Vous avez intitulé votre intervention « Soutenir l’autonomie des personnes fragiles pour que la vie reste jusqu’au bout chose tendre ». Quelle est votre intention ?

Je suis philosophe mais mon travail est un peu original : j’essaie de mettre en mots ce que les hommes vivent, de rendre hommage à ce qu’ils éprouvent. Ce titre, inspiré d’une formule de Montaigne qui dit que, malgré tout, « c’est chose tendre que la vie » (Essais) se veut une possibilité d’inspirer toutes celles et ceux qui tentent d’accompagner les personnes fragilisées par l’âge, la maladie ou le handicap.

« Retisser des liens là où la maladie a déchiré les mailles »

Il me semble en effet que nous pensons tous assez spontanément qu’une vie qui aurait perdu toute douceur ne serait peut-être pas une vie qui vaille encore la peine d’être vécue. Et si les êtres humains ont besoin de douceur, n’est-ce pas parce qu’ils sont les seuls vivants à savoir qu’ils auraient pu ne pas être et qu’ils ne seront plus, et que la conscience de leur contingence et de leur mortalité les fait s’interroger sans cesse sur leur légitimité de vivre ?

Ces deux consciences provoquent cependant en nous deux sentiments très opposés : la joie et la tristesse d’exister. Toute notre vie nous oscillons entre des moments où nous ressentons l’existence comme un cadeau, d’autres moments comme un fardeau. Notre interrogation sur notre légitimité d’être et d’être encore nous fait chercher des raisons de vivre. Généralement, ce qui nous rassure quant à notre dignité d’être c’est le travail et l’autonomie que celui-ci permet. En participant au bien commun, nous trouvons une raison d’être. Évidemment, pour que le travail nous donne ce sentiment, il faut qu’il ne soit pas servile.

Comment définissez-vous cette autonomie ?

Ces idéaux hérités des philosophes des Lumières ont façonné notre monde et, progressivement, s’est imposée l’idée selon laquelle une vie « douce », c’est-à-dire où l’on se conduit soi-même, est possible. Il ne faut cependant pas confondre l’autonomie et l’indépendance, l’absence de tout lien. Nous avons besoin des autres pour être autonomes. L’autonomie serait plutôt la gestion de nos diverses dépendances. Nous sommes tous éminemment dépendants, notre bonheur dépend de l’affection des autres, notre existence quotidienne du travail des autres.

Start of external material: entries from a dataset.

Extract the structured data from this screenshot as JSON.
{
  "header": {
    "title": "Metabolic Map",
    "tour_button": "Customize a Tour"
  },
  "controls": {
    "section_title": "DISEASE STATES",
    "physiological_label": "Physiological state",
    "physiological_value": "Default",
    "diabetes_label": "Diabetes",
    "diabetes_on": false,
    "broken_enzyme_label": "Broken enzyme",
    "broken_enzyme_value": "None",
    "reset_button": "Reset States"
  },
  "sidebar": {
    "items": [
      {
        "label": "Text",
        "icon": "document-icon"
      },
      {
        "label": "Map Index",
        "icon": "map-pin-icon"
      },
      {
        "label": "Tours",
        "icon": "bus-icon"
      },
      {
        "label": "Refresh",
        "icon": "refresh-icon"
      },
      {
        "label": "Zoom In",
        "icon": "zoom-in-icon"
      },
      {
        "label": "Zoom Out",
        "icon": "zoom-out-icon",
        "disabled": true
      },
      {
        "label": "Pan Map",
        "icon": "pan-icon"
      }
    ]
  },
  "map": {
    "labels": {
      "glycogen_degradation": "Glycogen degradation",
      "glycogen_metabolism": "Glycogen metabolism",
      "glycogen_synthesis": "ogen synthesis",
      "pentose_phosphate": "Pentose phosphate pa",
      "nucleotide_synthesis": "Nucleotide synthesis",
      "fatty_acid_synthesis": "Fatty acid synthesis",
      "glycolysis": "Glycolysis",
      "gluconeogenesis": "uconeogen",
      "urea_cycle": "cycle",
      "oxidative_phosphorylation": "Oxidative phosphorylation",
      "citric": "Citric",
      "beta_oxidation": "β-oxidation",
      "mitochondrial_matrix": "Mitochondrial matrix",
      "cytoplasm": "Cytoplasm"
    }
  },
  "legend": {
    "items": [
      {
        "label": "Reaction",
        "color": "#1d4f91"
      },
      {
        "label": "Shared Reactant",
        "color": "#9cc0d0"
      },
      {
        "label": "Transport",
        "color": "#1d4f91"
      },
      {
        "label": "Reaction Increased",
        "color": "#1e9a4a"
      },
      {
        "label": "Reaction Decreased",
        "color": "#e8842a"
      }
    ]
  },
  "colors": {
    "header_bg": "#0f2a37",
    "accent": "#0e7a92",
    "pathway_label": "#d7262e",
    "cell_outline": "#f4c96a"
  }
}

La perte d’autonomie a donc des conséquences importantes sur notre existence ?

Les épreuves peuvent rendre difficile cet idéal, mais pas impossible. Le handicap, le vieillissement, l’accident, la maladie… peuvent nous faire perdre de notre autonomie. Il faut comprendre que cette personne qui, suite à un accident à l’âge de 65 ans ne remarchera jamais, se plaigne d’un sentiment d’inutilité. Cette mise à la retraite forcée l’a conduite à un sentiment d’indignité. Et c’est là que nous avons besoin des autres, pour que se restaure ce sentiment. La notion d’un monde commun mutualisé, à l’origine de la MSA, est fondée sur cette idée. Pour que la vie redevienne chose douce quand elle est parfois si dure, nous avons absolument besoin des autres.

L’autonomie, c’est au fond ce que les autres nous permettent. Bien sûr les aides financières et matérielles sont fondamentales, mais aussi la présence humaine, le lien, le respect et peut être quelque chose en plus, qu’on n’ose appeler « l’amour »… pour retisser des liens là où la maladie a déchiré les mailles.